Miriam Silverman dazzles as Mavis whose bland housewife veneer is stripped away in a heart wrenching monologue, confiding the barrenness of her seemingly pristine domestic arrangement to Sidney. (It’s interesting to note that the original Mavis, Alice Ghostley, who won a Tony Award for this dramatic role, was best known for her wacky characters on TV sitcoms like Bewitched and Designing Women.) Gus Birney also delivers a stunning performance as the self-aware prostitute Gloria, giving her a baby-doll voice belying her ancient sadness and hard-won wisdom. Costume designer Brenda Abbandandolo, whose period clothes are spot-on, dresses her like a combination Barbie Doll and Kit Kit Klub dancer. The gritty, detailed set of a Village brownstone is by the team known as dots.
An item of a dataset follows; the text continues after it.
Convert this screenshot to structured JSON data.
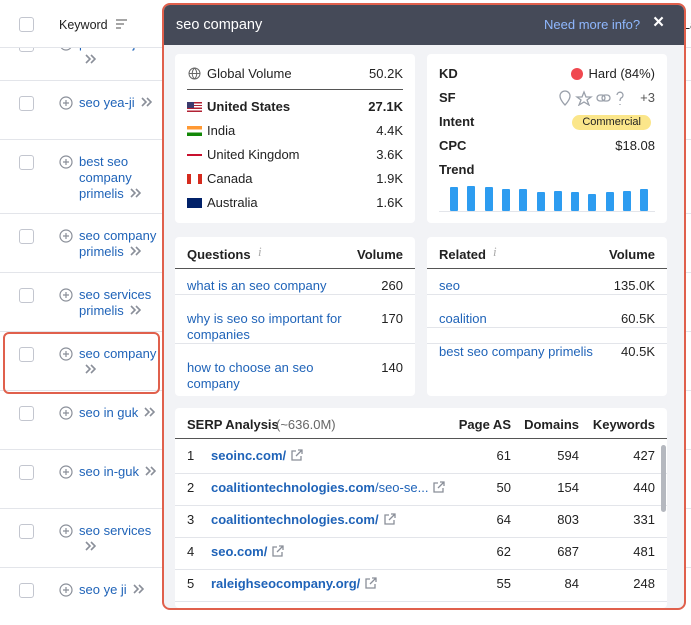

Sign in Sidney Brustein's Window
Julian De Niro and Andy Grotelueschen in The Sign in Sidney Brustein’s Window.
Credit: Julieta Cervantes

Julian De Niro gives full weight to Alton’s rage and confusion leading up to his discovery of Gloria’s true calling. Glenn Fitzgerald admirably limns David, probably the most fully-realized, non-stereotyped gay character written before The Boys in the Band. (Hansberry was a closeted lesbian and it’s fascinating to speculate how many other deep gay characters she would have created.) Andy Grotelueschen and Raphael Nash Thompson round out the cast with believable, more-than-just-comic turns as Wally and Max.

Sidney, Iris and their friends can be smug and pretentious, but they are also realistically drawn with deep back stories. Their arguments still ring true. This production makes you mourn for all the unwritten works Hansberry might have given us and wonder what she would have made of our current fractured state of disunion.

Sign in Sidney Brustein’s Window: April 27—July 2. James Earl Jones Theater, 138 W. 48th St., NYC. Running time: two hours and 45 mins. including intermission. telecharge.com.